Muitos dos maiores talentos em ascensão no gênero são
mulheres. Agora só falta seus colegas machistas admitirem o fato
Sérgio Martins
A GENERAL DA BANDA Esperanza Spalding, que lidera um grupo formado por quatro homens: uma batalha para eles reconhecerem que ela sabe o que está fazendo |
A cantora e compositora americana Esperanza Spalding foi um dos destaques de um festival de jazz e pop realizado no fim de outubro em São Paulo e no Rio de Janeiro. Esperanza interpretou canções de sua autoria e fez uma releitura de Ponta de Areia, de Milton Nascimento e Fernando Brant; alternou-se entre o baixo elétrico e o acústico e se esmerou no scat, aquele improviso vocal celebrizado por Ella Fitzgerald. Mas um detalhe chamou tanta atenção quanto seu incontestável talento: a jazzista comandou uma banda de quatro instrumentistas, todos homens. No mundo do jazz, isso ainda é raridade. "Há músicos que pensam duas vezes antes de admitir que sou uma boa baixista. Convencê-los das minhas qualidades como líder de banda é ainda mais complicado", disse Esperanza a VEJA.

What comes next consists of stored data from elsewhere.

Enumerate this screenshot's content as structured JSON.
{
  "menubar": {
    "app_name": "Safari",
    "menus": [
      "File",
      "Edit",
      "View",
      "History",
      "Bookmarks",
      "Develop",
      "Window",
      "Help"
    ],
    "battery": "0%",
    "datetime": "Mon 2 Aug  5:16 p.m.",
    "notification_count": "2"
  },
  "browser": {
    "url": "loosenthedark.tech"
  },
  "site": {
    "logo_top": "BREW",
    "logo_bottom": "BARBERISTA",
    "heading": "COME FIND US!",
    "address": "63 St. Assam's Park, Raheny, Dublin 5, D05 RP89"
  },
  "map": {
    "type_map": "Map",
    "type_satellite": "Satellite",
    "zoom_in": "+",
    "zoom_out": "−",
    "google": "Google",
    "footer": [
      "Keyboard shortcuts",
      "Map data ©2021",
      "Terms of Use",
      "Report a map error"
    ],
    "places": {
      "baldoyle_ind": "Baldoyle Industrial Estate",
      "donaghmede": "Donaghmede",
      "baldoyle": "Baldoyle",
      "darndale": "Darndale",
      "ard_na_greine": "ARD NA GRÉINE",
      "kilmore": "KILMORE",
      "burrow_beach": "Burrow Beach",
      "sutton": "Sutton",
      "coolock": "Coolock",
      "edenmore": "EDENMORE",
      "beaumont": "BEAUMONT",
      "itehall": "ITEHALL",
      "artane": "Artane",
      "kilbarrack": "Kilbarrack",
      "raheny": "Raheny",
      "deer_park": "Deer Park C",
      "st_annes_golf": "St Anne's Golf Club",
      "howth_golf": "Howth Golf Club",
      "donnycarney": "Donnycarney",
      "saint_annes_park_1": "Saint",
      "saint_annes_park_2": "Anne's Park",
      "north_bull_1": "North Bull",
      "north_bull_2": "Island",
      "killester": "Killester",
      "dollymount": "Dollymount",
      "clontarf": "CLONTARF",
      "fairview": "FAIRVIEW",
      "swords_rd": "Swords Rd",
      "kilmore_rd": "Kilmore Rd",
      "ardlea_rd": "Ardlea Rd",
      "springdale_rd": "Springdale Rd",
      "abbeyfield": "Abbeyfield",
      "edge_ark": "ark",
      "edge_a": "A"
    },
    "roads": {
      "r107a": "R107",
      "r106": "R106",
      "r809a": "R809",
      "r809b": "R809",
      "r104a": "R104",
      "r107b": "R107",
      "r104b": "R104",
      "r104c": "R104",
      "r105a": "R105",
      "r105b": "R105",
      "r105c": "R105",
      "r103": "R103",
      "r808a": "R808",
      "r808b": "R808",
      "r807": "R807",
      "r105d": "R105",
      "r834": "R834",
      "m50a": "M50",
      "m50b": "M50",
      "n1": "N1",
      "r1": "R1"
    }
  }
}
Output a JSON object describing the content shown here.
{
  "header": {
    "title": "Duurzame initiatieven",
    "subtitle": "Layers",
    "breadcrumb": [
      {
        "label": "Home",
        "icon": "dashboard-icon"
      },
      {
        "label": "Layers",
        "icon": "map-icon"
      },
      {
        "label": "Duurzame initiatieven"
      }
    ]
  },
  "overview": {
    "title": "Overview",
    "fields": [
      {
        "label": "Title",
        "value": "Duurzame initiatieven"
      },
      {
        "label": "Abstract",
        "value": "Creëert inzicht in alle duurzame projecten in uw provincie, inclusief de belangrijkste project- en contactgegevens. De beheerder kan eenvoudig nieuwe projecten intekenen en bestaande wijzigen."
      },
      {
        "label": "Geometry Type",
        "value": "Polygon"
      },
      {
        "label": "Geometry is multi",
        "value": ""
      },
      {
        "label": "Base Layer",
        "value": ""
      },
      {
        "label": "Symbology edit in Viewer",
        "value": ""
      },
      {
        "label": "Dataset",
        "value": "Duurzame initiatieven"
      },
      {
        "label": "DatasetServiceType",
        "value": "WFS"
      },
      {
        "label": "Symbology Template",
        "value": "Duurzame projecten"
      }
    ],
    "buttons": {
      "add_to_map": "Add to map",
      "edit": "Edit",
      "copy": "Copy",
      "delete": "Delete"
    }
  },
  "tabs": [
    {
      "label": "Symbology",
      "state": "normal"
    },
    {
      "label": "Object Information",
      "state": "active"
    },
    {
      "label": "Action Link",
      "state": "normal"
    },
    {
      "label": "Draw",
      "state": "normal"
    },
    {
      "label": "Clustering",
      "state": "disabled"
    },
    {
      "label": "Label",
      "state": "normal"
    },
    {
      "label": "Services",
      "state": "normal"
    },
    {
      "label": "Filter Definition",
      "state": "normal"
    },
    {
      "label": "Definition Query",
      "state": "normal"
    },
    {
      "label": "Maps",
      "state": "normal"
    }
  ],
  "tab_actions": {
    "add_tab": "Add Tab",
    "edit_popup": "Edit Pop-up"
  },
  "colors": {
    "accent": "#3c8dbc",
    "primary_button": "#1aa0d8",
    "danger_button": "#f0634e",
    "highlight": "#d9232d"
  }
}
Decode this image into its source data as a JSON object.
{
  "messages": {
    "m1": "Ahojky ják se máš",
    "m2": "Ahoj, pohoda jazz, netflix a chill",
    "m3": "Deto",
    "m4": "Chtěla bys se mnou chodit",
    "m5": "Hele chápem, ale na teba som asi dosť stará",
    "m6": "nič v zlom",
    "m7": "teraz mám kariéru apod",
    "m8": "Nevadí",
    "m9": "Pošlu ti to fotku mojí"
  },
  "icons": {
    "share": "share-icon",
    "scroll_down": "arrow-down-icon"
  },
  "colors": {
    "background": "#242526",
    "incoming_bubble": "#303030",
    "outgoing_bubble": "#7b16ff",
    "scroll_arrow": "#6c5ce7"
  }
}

Vanguarda musical por definição, os jazzistas são um bocado antiquados no que toca à presença feminina em seu meio. Cantoras sempre foram bem-vindas, e cantoras-pianistas também são toleradas, em especial quando fazem o gênero sexy – regra bem ilustrada pelo sucesso da canadense Diana Krall, que até a semana passada vinha se apresentando no Brasil. Mas a mulher que se arrisca a trabalhar como instrumentista corre o risco de ser rechaçada. O argumento mais comum – e tacanho – é que as moças não têm a mesma "pegada". A tese cai por terra quando se revê a história. Nos anos 30, já havia bandas de sopro femininas que tocavam com a mesma assiduidade e força que as masculinas. As mulheres também contribuíram para a evolução do gênero. Tome-se como exemplo a compositora e arranjadora Mary Lou Williams (1910-1981), autora de clássicos do repertório das orquestras de Benny Goodman e Tommy Dorsey, entre outros mestres do suingue. Aliás, hoje em dia, as mulheres são as grandes inovadoras do jazz. Entre elas, a regente e compositora Maria Schneider, que recentemente musicou os poemas de Carlos Drummond de Andrade; a trompetista Ingrid Jensen, que mistura jazz e música eletrônica; e a própria Esperanza, que combina soul music e MPB. Mas os comentários que elas ouvem continuam velhíssimos. Quando têm um bom desempenho, seus colegas dizem que até que tocaram bem para uma mulher. Já numa noite ruim, o veredicto é que, claro, tinha de ser uma mulher a estragar a apresentação.
Muitas jazzistas driblam esse machismo falando grosso e desafiando os companheiros de banda. Diana Krall é conhecida pela ferocidade com que cobra empenho dos seus músicos. No ano passado, num festival de jazz em Ouro Preto, Ingrid deu um nó em um naipe de trompetistas. "Ela estava ali como convidada. Ainda assim, ficou nos sabatinando para ver se estávamos no mesmo nível dela", diz o trompetista Junior Galante. Outras, como Maria, recorrem ao estilo maternal, persuadindo seus músicos com fala mansa e termos suaves – e arranjos intrincados. A desvantagem é que a moça banca a mãe deles também fora dos ensaios. "Tenho de lembrá-los das coisas mais banais, como levar o passaporte em uma viagem internacional", diz ela. Esperanza alterna estilos conforme a ocasião. Como líder, faz a linha durona e trabalha o dobro do que qualquer um de seus músicos. No palco, a atitude de general da banda dá lugar à de menina sorridente, sensual e companheira dos músicos. "Meu desejo é que as pessoas reconheçam meu trabalho, independentemente de eu ser mulher", diz. Pelo que mostrou na turnê brasileira, ela está longe de ficar só na vontade.